Я действительно начал немедленно одеваться, чувствуя, что она опередила меня, и первой заговорила о необходимости объяснения. Она, без сомнения, знала, как разговаривать в подобных случаях, возможно, она так же разговаривала со своим мужем, с которым, по ее словам, разводилась.

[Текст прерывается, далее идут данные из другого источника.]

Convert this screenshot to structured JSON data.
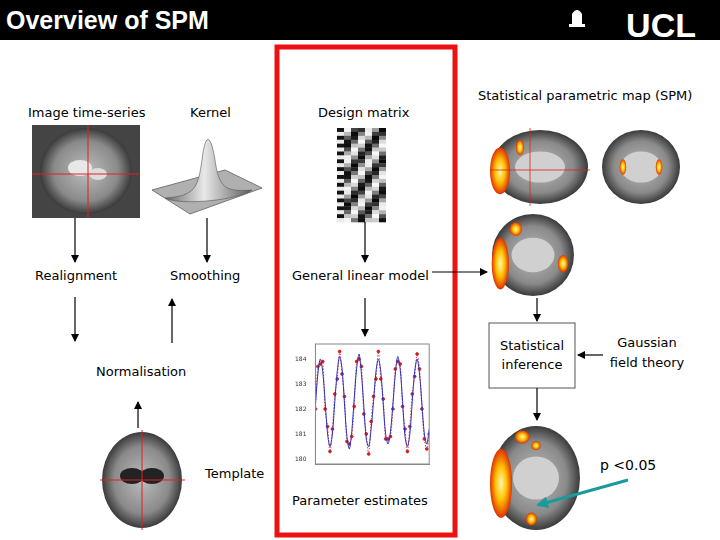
{
  "header": {
    "title": "Overview of SPM",
    "logo": "UCL"
  },
  "nodes": {
    "image_time_series": "Image time-series",
    "kernel": "Kernel",
    "design_matrix": "Design matrix",
    "spm": "Statistical parametric map (SPM)",
    "realignment": "Realignment",
    "smoothing": "Smoothing",
    "glm": "General linear model",
    "normalisation": "Normalisation",
    "template": "Template",
    "statistical_inference": [
      "Statistical",
      "inference"
    ],
    "gaussian_field_theory": [
      "Gaussian",
      "field theory"
    ],
    "threshold": "p <0.05",
    "parameter_estimates": "Parameter estimates"
  },
  "chart_data": {
    "type": "line",
    "x": [
      1,
      2,
      3,
      4,
      5,
      6,
      7,
      8,
      9,
      10,
      11,
      12,
      13,
      14,
      15,
      16,
      17,
      18,
      19,
      20,
      21,
      22,
      23,
      24,
      25,
      26,
      27,
      28,
      29,
      30,
      31,
      32,
      33,
      34,
      35,
      36,
      37,
      38,
      39,
      40,
      41,
      42,
      43,
      44,
      45,
      46,
      47,
      48
    ],
    "xlim": [
      1,
      48
    ],
    "ylim": [
      179.8,
      184.6
    ],
    "yticks": [
      180,
      181,
      182,
      183,
      184
    ],
    "grid": false,
    "tick_labels": "y",
    "series": [
      {
        "color": "#3030c0",
        "line_style": "solid",
        "marker": "none",
        "values": [
          182.2,
          183.4,
          184.0,
          183.5,
          182.3,
          181.0,
          180.5,
          181.0,
          182.3,
          183.5,
          184.1,
          183.6,
          182.2,
          180.9,
          180.4,
          181.1,
          182.4,
          183.6,
          184.2,
          183.4,
          182.1,
          180.8,
          180.5,
          181.2,
          182.3,
          183.5,
          184.0,
          183.5,
          182.2,
          181.0,
          180.6,
          181.1,
          182.2,
          183.4,
          184.1,
          183.6,
          182.3,
          180.9,
          180.5,
          181.0,
          182.3,
          183.5,
          184.0,
          183.4,
          182.2,
          181.0,
          180.6,
          181.2
        ]
      },
      {
        "color": "#cc2020",
        "line_style": "dotted",
        "marker": "circle",
        "values": [
          182.0,
          183.7,
          183.8,
          183.9,
          182.0,
          181.3,
          180.3,
          181.2,
          182.6,
          183.2,
          184.3,
          183.4,
          182.5,
          180.7,
          180.6,
          180.9,
          182.1,
          183.9,
          184.0,
          183.7,
          181.8,
          181.0,
          180.2,
          181.5,
          182.5,
          183.2,
          184.3,
          183.2,
          182.4,
          180.8,
          180.8,
          180.9,
          182.0,
          183.6,
          183.9,
          183.8,
          182.1,
          181.2,
          180.3,
          181.3,
          182.6,
          183.3,
          184.2,
          183.6,
          182.0,
          180.8,
          180.4,
          181.0
        ]
      }
    ]
  }
}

– Не стоило раздеваться лишь для того, чтобы потом так судорожно одеваться, – со смехом сказала она, внимательно наблюдая, как я неловко пытаюсь попасть голой ногой в штанину. – Судя по всему, у тебя не очень-то большой опыт общения с женщинами!
– У меня достаточный опыт общения с женщинами, – запальчиво выпалил я, – однако не с такими женщинами, как ты. С такими женщинами, как ты, я действительно мало общался, поэтому извини, если делаю что-то не так!
– Ты говоришь прямо, как мой муж, – со смехом сказала она, – и претензии предъявляешь так же, как он.
– Тот муж, с которым ты разводишься?
– Да, тот самый, вы с ним очень похожи.
– Он такой же юродивый, как и я?
– Нет, что ты, он совсем другой, по крайней мере внешне другой, но обвиняете вы с ним меня одинаково.
– Ты тоже соблазнила его, как и меня, в лесу на узкой тропинке?
– Нет, это он меня соблазнил, пригласив провести вечер в кафе, а потом напоил, и привел в эту квартиру.
– И ты мстишь теперь ему за этот обман?
– А ты мстишь женщинам за то, что у тебя с ними ничего в жизни не получилось?
– Да, возможно, что ты и права, и я должен им мстить за то, что у меня с ними ничего по-настоящему не получилось! Но я имею на это право, я заслужил это всей своей жизнью, и не такому падшему существу, как ты, укорять меня за мои недостатки!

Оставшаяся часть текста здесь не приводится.